Violations of law, or this code or company’s rules & regulations or procedures should be reported immediately to the Managing Director/Compliance Officer of the company in writing.


Violations of law, or this code or company’s rules & regulations or procedures can lead to disciplinary action up to and including termination/vacation of office.




All Directors, KMP’s and Senior Management Personnel of the Company shall adhere to the following:


1.      Shall act in accordance with the highest standards of personal and professional integrity, honesty and ethical conduct.


2.      Shall comply with all applicable provision of laws and regulations of the country in which the company operates. No director or member of senior management shall commit an illegal act.


3.      Shall be familiar with the legislation that applies to their work, to recognize their potential liabilities and to know when to seek a legal advice.


4.      Shall not commit any illegal act or compete directly or indirectly with the business of the Company or with any business Company is considering to establish.


5.      Shall not allow their personal interest to conflict with the interest of the company and shall disclose all the circumstances that constitute an actual or apparent conflict of interest to the Board of Directors.


6.      Shall intimate the Company’s Board of Directors before accepting outside Directorships or engage themselves in the self-employment activities using their own resources, and in a manner not adversely affecting their performance in the company.


7.      Shall maintain the confidentiality of the information about the company received by them in the course of their position as Director(s) of the company and must not make use of or reveal such information except the information becomes matter of general public knowledge or authorised by the Chairman or Managing Director of the Company.


8.      Shall not misappropriate the company’s property for personal use and shall protect the company’s assets and property and ensure its efficient and cost effective use.


9.      Shall abide by Company’s internal code for prevention of Insider Trading.


10.  Shall under no circumstances, offer to pay, make payment, promise to pay, or issue authorization to pay any money, gift, or anything of value to customers, vendors, consultants etc. or offer entertainment or any benefits, in order to secure preferential treatment of the Company.
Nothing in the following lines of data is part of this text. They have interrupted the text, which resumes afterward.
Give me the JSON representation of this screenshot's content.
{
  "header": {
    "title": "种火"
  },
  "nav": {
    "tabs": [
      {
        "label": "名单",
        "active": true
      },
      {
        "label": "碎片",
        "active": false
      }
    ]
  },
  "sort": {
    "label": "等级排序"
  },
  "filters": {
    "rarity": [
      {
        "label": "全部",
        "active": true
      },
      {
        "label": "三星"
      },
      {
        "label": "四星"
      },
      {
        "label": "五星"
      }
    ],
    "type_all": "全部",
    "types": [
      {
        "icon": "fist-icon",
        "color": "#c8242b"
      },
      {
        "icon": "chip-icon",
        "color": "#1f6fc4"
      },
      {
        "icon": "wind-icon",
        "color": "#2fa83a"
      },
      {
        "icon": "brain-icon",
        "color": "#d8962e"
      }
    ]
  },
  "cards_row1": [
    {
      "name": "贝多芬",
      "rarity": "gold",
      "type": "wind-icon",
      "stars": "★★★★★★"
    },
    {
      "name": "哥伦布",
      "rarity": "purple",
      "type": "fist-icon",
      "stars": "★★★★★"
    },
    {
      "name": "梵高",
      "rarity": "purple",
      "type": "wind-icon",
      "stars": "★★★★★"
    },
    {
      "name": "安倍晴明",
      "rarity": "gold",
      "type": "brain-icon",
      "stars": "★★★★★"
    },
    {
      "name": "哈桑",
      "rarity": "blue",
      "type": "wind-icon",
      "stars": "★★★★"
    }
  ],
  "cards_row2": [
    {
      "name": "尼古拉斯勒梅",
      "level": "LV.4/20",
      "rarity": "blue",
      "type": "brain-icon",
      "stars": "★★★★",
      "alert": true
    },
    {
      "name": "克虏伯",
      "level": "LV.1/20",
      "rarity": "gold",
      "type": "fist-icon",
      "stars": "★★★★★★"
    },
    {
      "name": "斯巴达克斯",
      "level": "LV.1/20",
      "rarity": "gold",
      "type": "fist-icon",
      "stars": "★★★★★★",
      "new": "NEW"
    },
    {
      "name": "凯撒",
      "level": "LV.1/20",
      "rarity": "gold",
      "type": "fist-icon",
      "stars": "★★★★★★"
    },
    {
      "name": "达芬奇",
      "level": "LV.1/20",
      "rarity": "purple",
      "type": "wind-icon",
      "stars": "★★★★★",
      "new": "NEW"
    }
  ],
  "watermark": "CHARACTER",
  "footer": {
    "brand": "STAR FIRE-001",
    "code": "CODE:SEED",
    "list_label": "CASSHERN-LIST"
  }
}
Gifts should be accepted or offered in normal exchanges common to business relationships and on social or religious functions or marriage.


  1. The Board has lay down a code of conduct for all Board members and senior management of the company. The code of conduct has been posted on the notice Board/website of the company and all Board members and senior management personnel have affirmed compliance with the code on an annual basis.


Compliance of the Related Party Transactions:


All the Director’s and KMP’s shall submit their declaration of Interest in the Form MBP-1 to the Board in the First meeting of the Board held in the financial year and ensure that their declaration has been taken on record by the Board. Further that they will not participate and vote at the Board or the members meeting if they are interested and shall comply with the requirement for the Related Party Transactions as given under the Regulation 23 of the SEBI (LODR) Regulations, 2015 as well as provisions of the section 184 and 188 of the Companies Act, 2013 and the rules made their under from time to time.


Compliance of the SEBI (PIT) Regulations, 2015


The Directors and Senior Management strictly comply with the requirement of the SEBI (PIT) Regulations, 2015 and shall not disclose any price sensitive informations, which may came to their knowledge by virtue of their position in the Company and shall not deal in the shares of the Company during the window closing period and without submission of the trading plan to the Compliance officer of the Company.

The above said Code shall be applicable w.e.f. the date of listing of equity shares of the Company on BSE Ltd. Or National Stock Exchange of India Ltd. and a copy of the same shall be delivered to all the concerned directors and senior management and be hosted at the website of the Company.